China’s offer of clean energy to Indonesia became harder to refuse


China’s ambassador to ASEAN recently suggested that the current global energy shock caused by the war in the Middle East should be seen not only as a crisis, but as an opportunity to deepen cooperation on the transition to clean energy.

This framework may sound diplomatic. In reality, it is strategic – and increasingly difficult to counter. The rift in the Strait of Hormuz has once again revealed a fundamental truth about the global economy: it operates on a fragile foundation.

Approximately 20% of the world’s oil transported by sea passes through this narrow corridor, most of it destined for Asia. When conflict chokes the artery, the consequences are immediately felt in supply shocks, price spikes and political instability that ripples far beyond the Middle East.

Across Asia, governments are melee to save fuel, stabilize prices and protect their economies from cascading effects. Some, like the Philippines, have already declared energy emergencies. Others, including Indonesia, have so far maintained stability – but only within a system that remains deeply exposed to external shocks.

The crisis is fundamentally structural. Asia’s economic growth has been powered by imported fossil fuels, much of it flowing through vulnerable marine chokepoints.

This dependence is now colliding with geopolitical reality. As a final analysis pointed outthe region’s reliance on imported energy is no longer just an economic risk, but a strategic liability that threatens long-term stability.

In this context, China’s position stands out. Beijing is hardly immune to the crisis. She still highly supported for Middle Eastern oil, with roughly half of its crude imports tied to the region.

But years of preparation — from building large strategic reserves to investing aggressively in renewable energy — have given it a degree of resilience that many of its neighbors lack. Even as global markets falter, China is better buffered against prolonged disruption than most major economies.

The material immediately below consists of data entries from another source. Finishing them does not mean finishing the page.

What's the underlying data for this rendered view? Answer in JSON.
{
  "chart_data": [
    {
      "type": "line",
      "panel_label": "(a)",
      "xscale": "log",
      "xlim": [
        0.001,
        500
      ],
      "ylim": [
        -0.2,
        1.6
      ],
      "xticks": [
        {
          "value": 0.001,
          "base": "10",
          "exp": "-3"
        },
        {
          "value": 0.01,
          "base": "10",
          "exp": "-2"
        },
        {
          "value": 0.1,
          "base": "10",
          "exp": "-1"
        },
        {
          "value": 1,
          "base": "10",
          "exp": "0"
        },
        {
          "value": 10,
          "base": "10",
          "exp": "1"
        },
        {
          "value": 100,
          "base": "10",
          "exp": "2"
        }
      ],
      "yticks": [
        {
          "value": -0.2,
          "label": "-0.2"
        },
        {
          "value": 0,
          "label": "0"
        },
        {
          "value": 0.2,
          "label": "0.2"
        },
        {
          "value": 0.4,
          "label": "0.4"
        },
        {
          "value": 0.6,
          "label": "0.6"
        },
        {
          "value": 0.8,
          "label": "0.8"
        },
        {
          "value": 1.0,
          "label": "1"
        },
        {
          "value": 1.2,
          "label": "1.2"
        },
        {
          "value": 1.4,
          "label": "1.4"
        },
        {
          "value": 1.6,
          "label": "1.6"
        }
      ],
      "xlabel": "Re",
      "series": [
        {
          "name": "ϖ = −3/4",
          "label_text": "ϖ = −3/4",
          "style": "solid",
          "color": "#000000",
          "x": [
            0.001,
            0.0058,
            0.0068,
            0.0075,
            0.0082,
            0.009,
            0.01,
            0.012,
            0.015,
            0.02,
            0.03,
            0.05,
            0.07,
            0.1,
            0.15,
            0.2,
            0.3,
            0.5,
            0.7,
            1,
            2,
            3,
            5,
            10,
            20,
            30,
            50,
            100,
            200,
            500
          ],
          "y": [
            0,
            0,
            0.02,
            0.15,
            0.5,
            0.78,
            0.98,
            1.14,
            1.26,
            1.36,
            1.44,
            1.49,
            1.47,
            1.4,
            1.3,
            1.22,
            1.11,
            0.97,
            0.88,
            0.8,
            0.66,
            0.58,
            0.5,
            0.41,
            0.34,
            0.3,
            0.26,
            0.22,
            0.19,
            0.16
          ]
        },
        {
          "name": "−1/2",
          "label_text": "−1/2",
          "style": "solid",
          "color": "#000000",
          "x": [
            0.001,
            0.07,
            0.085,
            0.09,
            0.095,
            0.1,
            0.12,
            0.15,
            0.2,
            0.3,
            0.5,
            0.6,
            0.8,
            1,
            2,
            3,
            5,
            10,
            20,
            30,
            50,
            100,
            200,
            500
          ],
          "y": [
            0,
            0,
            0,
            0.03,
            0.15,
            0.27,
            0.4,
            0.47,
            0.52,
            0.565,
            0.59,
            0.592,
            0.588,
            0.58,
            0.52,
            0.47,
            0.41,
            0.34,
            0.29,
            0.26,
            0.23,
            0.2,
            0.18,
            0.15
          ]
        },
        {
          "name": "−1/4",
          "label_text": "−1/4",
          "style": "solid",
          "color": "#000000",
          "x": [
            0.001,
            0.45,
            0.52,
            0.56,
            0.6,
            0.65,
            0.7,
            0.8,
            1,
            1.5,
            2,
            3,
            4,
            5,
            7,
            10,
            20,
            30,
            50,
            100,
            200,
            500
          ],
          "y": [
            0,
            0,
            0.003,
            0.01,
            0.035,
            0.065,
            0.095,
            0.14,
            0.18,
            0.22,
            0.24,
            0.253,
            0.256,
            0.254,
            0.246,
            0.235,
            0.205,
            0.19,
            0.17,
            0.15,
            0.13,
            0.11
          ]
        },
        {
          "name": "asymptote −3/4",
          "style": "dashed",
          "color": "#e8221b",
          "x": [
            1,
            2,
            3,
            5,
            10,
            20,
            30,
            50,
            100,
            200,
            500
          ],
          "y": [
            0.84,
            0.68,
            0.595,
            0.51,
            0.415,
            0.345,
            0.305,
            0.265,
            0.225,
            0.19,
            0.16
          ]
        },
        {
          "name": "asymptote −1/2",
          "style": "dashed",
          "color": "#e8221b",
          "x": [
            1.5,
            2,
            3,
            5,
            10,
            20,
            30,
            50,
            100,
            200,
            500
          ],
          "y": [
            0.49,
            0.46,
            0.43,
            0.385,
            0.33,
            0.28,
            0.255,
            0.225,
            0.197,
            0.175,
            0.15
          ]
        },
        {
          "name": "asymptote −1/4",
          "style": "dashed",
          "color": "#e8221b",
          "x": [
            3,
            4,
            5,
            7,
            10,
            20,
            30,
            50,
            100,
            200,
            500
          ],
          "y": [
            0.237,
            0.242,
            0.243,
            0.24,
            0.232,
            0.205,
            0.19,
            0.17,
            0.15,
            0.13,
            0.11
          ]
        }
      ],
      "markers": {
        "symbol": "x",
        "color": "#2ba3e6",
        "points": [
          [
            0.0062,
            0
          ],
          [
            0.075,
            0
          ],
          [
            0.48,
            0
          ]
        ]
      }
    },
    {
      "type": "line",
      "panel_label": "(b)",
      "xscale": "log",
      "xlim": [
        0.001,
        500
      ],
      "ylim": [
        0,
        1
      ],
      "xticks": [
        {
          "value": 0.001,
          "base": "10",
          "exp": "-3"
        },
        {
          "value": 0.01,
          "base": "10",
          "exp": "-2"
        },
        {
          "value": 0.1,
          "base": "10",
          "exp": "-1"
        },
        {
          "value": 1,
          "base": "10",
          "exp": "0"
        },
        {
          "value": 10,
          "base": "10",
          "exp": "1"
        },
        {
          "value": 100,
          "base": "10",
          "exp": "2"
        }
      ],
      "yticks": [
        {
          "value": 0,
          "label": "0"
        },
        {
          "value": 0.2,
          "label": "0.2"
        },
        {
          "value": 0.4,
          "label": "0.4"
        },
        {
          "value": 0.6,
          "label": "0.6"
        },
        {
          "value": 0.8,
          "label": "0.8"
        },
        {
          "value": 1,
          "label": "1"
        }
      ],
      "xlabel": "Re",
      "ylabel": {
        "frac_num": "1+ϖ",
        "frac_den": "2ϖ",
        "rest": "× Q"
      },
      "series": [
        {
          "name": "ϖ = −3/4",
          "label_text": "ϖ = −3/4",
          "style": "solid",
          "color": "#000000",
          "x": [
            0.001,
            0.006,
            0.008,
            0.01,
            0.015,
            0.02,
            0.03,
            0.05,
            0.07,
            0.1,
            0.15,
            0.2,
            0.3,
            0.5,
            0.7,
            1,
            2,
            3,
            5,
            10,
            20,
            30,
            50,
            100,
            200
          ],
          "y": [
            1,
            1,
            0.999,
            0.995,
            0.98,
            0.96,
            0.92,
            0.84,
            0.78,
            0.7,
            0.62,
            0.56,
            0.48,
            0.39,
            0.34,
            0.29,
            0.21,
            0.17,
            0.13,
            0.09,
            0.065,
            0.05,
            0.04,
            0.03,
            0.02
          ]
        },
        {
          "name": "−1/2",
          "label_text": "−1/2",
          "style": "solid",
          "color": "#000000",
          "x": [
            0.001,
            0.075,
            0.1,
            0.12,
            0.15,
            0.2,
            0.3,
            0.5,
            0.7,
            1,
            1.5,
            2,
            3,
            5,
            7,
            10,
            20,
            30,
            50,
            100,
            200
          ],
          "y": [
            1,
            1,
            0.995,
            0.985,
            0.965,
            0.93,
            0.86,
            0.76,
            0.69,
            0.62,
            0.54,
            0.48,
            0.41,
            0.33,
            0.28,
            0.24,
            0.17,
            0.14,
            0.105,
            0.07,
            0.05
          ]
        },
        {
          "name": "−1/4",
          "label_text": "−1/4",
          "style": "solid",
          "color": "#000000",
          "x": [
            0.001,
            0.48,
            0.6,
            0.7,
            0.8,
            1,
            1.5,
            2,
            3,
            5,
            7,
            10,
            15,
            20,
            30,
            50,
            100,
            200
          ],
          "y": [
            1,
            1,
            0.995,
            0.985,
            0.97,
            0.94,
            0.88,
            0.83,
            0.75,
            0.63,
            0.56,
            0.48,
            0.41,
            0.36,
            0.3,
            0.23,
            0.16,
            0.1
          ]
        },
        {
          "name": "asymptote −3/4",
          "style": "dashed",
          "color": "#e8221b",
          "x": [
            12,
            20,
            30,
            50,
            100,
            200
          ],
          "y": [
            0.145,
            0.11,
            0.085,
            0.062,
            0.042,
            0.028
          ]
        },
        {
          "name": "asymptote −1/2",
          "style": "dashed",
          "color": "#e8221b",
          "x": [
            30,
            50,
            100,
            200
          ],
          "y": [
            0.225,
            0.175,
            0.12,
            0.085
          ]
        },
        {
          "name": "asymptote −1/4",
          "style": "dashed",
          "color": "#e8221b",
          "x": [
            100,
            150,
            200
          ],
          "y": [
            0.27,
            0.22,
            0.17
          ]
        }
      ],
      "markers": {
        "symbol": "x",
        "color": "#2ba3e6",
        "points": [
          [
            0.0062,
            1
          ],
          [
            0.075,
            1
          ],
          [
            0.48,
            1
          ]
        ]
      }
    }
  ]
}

More importantly, China has spent the last decade reshaping its energy system. Renewable energy now accounts for more than half of its electricity capacity, reflecting a deliberate shift towards electrification and indigenous energy sources. That transition, once framed primarily as a climate policy, is now emerging as a geopolitical strategy.

The less dependent a country is on oil shipments through contested waters, the more secure it becomes. This is where Indonesia enters history.

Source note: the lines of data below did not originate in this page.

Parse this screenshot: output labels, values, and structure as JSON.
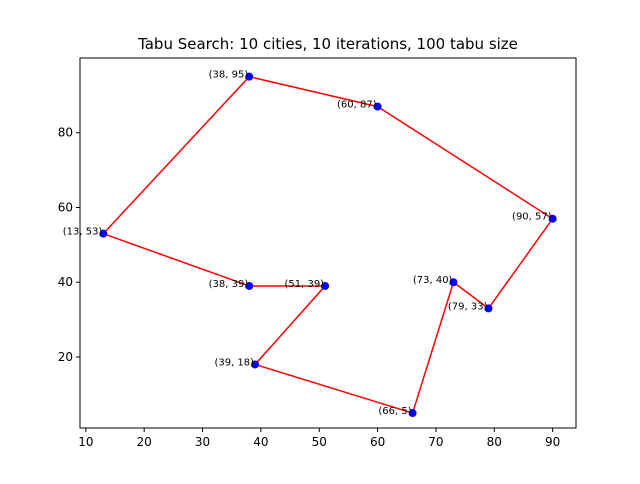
{
  "chart_data": {
    "type": "line",
    "title": "Tabu Search: 10 cities, 10 iterations, 100 tabu size",
    "xlabel": "",
    "ylabel": "",
    "xlim": [
      9,
      94
    ],
    "ylim": [
      1,
      100
    ],
    "xticks": [
      10,
      20,
      30,
      40,
      50,
      60,
      70,
      80,
      90
    ],
    "yticks": [
      20,
      40,
      60,
      80
    ],
    "grid": false,
    "points": [
      {
        "x": 38,
        "y": 95,
        "label": "(38, 95)"
      },
      {
        "x": 60,
        "y": 87,
        "label": "(60, 87)"
      },
      {
        "x": 90,
        "y": 57,
        "label": "(90, 57)"
      },
      {
        "x": 79,
        "y": 33,
        "label": "(79, 33)"
      },
      {
        "x": 73,
        "y": 40,
        "label": "(73, 40)"
      },
      {
        "x": 66,
        "y": 5,
        "label": "(66, 5)"
      },
      {
        "x": 39,
        "y": 18,
        "label": "(39, 18)"
      },
      {
        "x": 51,
        "y": 39,
        "label": "(51, 39)"
      },
      {
        "x": 38,
        "y": 39,
        "label": "(38, 39)"
      },
      {
        "x": 13,
        "y": 53,
        "label": "(13, 53)"
      }
    ],
    "route_order": [
      0,
      1,
      2,
      3,
      4,
      5,
      6,
      7,
      8,
      9,
      0
    ],
    "colors": {
      "route": "#ff0000",
      "point": "#0000ff"
    }
  }
}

Indonesia is not yet in crisis. Officials say fuel supplies remain stable, even as pressures increase. But like much of Southeast Asia, the country remains wedded to a fossil-fuel-heavy system that leaves it vulnerable to the kind of disruption now unfolding.

The fact that stability has held – for now – should not obscure how quickly it could unravel. At the same time, Indonesia has one of the most compelling untapped advantages in the region: renewable potential. Solar, hydropower and geothermal resources are abundant. What has been lacking is not capacity, but commitment.

Thus, China’s overture comes at a key moment. Beijing has made her will clear to work with Southeast Asia on the energy transition – from renewable generation to grid development and, most importantly, energy storage, which remains one of the central challenges of clean energy systems.

These are exactly the technologies needed to turn intermittent renewables into sustainable energy on an industrial scale. For Indonesia, a partnership with China offers a way to move faster and at a lower cost.

Chinese firms dominate global supply chains for solar panels and batteries, and they bring financing and technical expertise. At a time when energy prices are rising and fiscal space is tightening, this combination is hard to ignore.

However, opportunity comes with complexity. Deeper integration with China’s energy ecosystem raises questions about dependency and strategic balance. Infrastructure, once built, shapes relationships for decades.

For Indonesia, the challenge is not simply to accept investment, but to shape it – ensuring that cooperation strengthens domestic capacity rather than replacing it.

This balance is achievable. It requires clear policy, diverse partnerships and a focus on long-term sustainability rather than short-term relief. The alternative – clinging to fossil fuel dependence and hoping for stability in remote regions – is far more dangerous.

The Strait of Hormuz crisis must be understood as more than a temporary disruption. It’s a preview of a future in which energy security and geopolitics are increasingly intertwined, and where reliance on imported fuels brings rising costs.

China is already beginning to adapt to that future, driven by both necessity and ambition. Indonesia now faces a similar choice, under far less forgiving circumstances. The ambassador’s argument, stripped of its diplomatic language, is simple: crises can accelerate change. For China and Indonesia, it can and should.

Muhammad Zulfikar Rakhmat is director of the China-Indonesia Desk at the Jakarta-based Center for Economic and Legal Studies (CELIOS) independent research institute.